Hi. Why do you subtract 'frames_per_segment' from 'num_frames' and then divide by 'num_segments' to calculate 'segment_duration' ? Can we not directly divide 'num_frames' by 'num_segments' to get the 'segment_duration' ? Thanks!

segment_duration = (record.num_frames - self.frames_per_segment + 1) // self.num_segments

Hi. Good question.
So, the equation is:
segment_duration = (record.num_frames - self.frames_per_segment + 1) // self.num_segments
If you don't subtract frames_per_segment and add 1, then an IndexOutOfBounds error can occur later.

In the case where frames_per_segment=1, - self.frames_per_segment + 1 obviously makes no difference, because we are subtracting 1 and adding 1. So, this only matters in the case where frames_per_segment > 1.

Some Context

When you use frames_per_segment > 1, what happens is that for each segment, a random start index is sampled, and then starting from each start_index, frames_per_segment consecutive frames are loaded and returned. This function _sample_indices does not return the indices of all frames to be loaded, but only the start index of each segment's frames_per_segment frames.

An Example

num_segments = 3
frames_per_segment = 2
num_frames = 6
frame_indices = [0, 1, 2, 3, 4, 5]

We can not use 5 as a start index.
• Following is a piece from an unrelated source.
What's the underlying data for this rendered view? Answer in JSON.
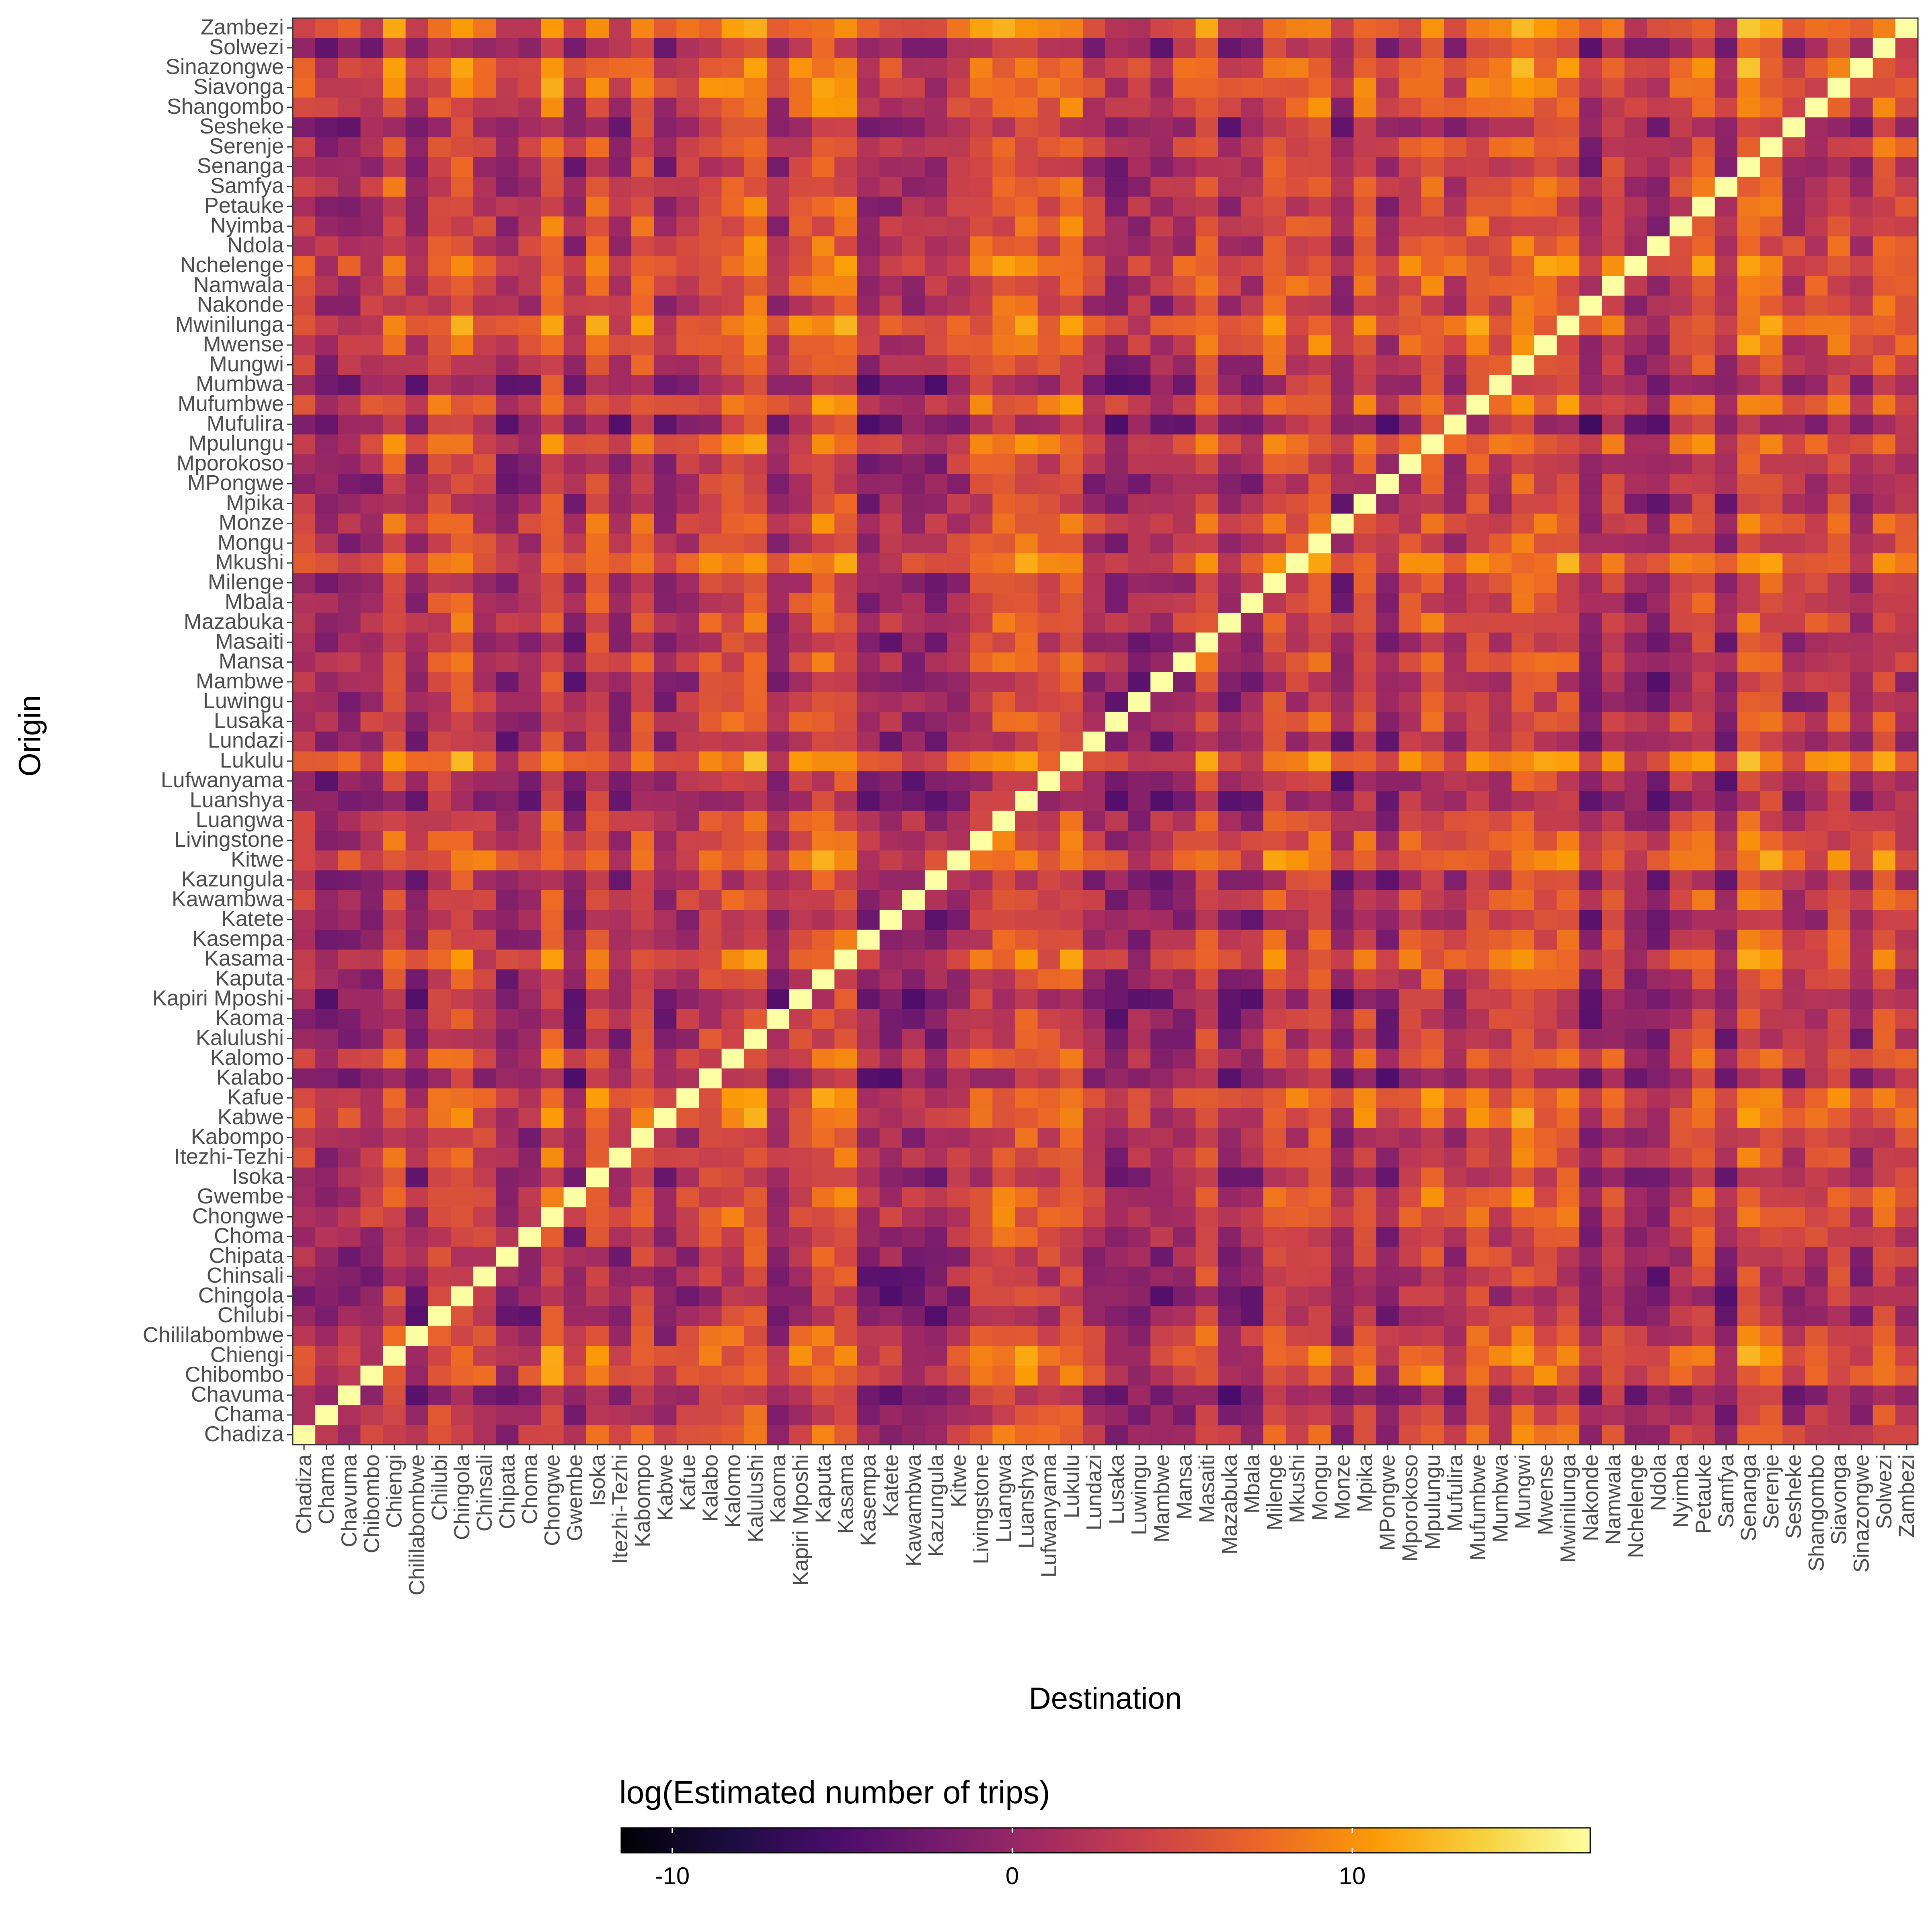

This is because starting from 5 we would need to take frames_per_segment=2 frames which would be the two frames at index 5 and 6. Index 6 is out of bounds though. If you do not do - self.frames_per_segment + 1, then the function will sometimes return index 5 as the start index for the third segment. Doing - self.frames_per_segment + 1 is not a perfect solution, but it works.

Thank you for the detailed explanation! I understood the purpose of it now but my doubt persists.

In the example you have given, the segments would be [0,1], [2,3] and [4,5]. So, the starting index can be either 0, 2 or 4. However, the result of segment_duration = (record.num_frames - self.frames_per_segment + 1) // self.num_segments gives segment_duration=1. Should this not be 2 (each segment [0,1], [2,3],[4,5] has 2 frames) ?

Let's say segment_duration=1. Now, _sample_indices always returns offsets=[0,1,2]. With frames_per_segment = 2, this spans frames [0,1,2,3]. So frames 4 and 5 will never be used. Is this supposed to be how it works?

Thanks again!

Yes, you are right that this is how it works, even though it is not the best behavior. Because most people only use a single frame per segment, I did not pay much attention to improving this behavior, when I adapted this repostiroy from the original code repository, which implemented this sub-optimal behavior. In my own experiments, I also only ever use a single frame per segment.

However, you are very welcome to create a pull request and suggest an improvement for this. If it is suitable, I am happy to merge it!!

Hi. Thanks for the confirmation! Oh I see, I was not aware that the norm was to use only a single frame per segment. Sure, although it is difficult for me right now, if I come up with a way to improve the current strategy, I'll definitely raise a PR. Thanks again.